Eran Casilda y Pepica, quienes un día, a través de una ventana que las mantenía unidas al exterior, le pidieron ayuda. Dos años antes había muerto su hermano José. "Los Rufino eligieron vivir como si no existieran", dice este lunes por teléfono.
Casilda murió a los 93 años. Fue el 23 de febrero de 1988. Cuatro meses más tarde, el 8 de junio, falleció Pepica. Tenía 86. Había dejado de comer. Sin más familia en el mundo y sin romper la promesa de Los Rufino, permitió que la muerte se la llevara. Durante la última década de vida de ambas, cada mediodía y cada noche Antoñito iba a darles de comer. También les hacía la compra y les cortaba leña para que no pasaran frío.
Pese a que la familia se extinguió hace tres décadas, en su pueblo siguen circulando leyendas sobre ella.

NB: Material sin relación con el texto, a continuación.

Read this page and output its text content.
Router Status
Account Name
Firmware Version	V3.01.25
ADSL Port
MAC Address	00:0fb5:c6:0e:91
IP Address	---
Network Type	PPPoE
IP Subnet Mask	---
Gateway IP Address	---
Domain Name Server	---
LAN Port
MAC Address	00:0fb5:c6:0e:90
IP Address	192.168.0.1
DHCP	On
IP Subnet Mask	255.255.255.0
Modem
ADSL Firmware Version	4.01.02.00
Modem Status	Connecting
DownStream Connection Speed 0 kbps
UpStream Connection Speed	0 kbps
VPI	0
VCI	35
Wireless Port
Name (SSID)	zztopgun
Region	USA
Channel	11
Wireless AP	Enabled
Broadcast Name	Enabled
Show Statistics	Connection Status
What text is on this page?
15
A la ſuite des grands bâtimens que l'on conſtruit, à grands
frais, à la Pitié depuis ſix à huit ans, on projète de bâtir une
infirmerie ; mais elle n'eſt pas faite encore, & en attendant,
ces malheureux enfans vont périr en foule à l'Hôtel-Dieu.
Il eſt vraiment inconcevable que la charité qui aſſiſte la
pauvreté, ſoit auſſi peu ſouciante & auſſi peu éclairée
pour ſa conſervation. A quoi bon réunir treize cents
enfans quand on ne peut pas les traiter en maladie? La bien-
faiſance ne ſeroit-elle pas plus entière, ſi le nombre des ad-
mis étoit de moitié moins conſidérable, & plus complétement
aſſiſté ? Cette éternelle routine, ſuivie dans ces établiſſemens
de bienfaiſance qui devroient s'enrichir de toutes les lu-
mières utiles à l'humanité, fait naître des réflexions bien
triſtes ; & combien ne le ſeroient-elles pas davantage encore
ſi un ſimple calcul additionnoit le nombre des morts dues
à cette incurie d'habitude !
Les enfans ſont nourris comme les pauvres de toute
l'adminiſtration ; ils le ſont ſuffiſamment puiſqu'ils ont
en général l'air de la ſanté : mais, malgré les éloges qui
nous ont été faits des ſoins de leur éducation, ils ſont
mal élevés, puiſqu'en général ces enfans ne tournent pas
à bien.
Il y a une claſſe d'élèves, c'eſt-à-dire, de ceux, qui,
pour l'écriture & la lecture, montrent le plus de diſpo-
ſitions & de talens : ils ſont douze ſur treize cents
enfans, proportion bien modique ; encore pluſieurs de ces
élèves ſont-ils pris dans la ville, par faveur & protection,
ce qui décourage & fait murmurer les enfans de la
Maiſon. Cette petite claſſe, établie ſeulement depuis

Una dice que en la pared de la casa había una mancha de sangre de la joven que volvía a salir pese a pintarla. También que cuando el pueblo cambió la ubicación de su cementerio, allá por los años 60 del siglo pasado, los operarios que transportaron el féretro de María Francisca dijeron que hallaron el cuerpo intacto y ataviado con el mismo vestido blanco con el que la amortajaron.
En Pedro Martínez todo el mundo cuenta, aunque sepan que no es cierto, que durante el traslado un golpe de viento lo desintegró y sus cenizas se esparcieron por los montes de alrededor. Por eso, aunque muriera, María Francisca sigue viva en las memorias de su gente.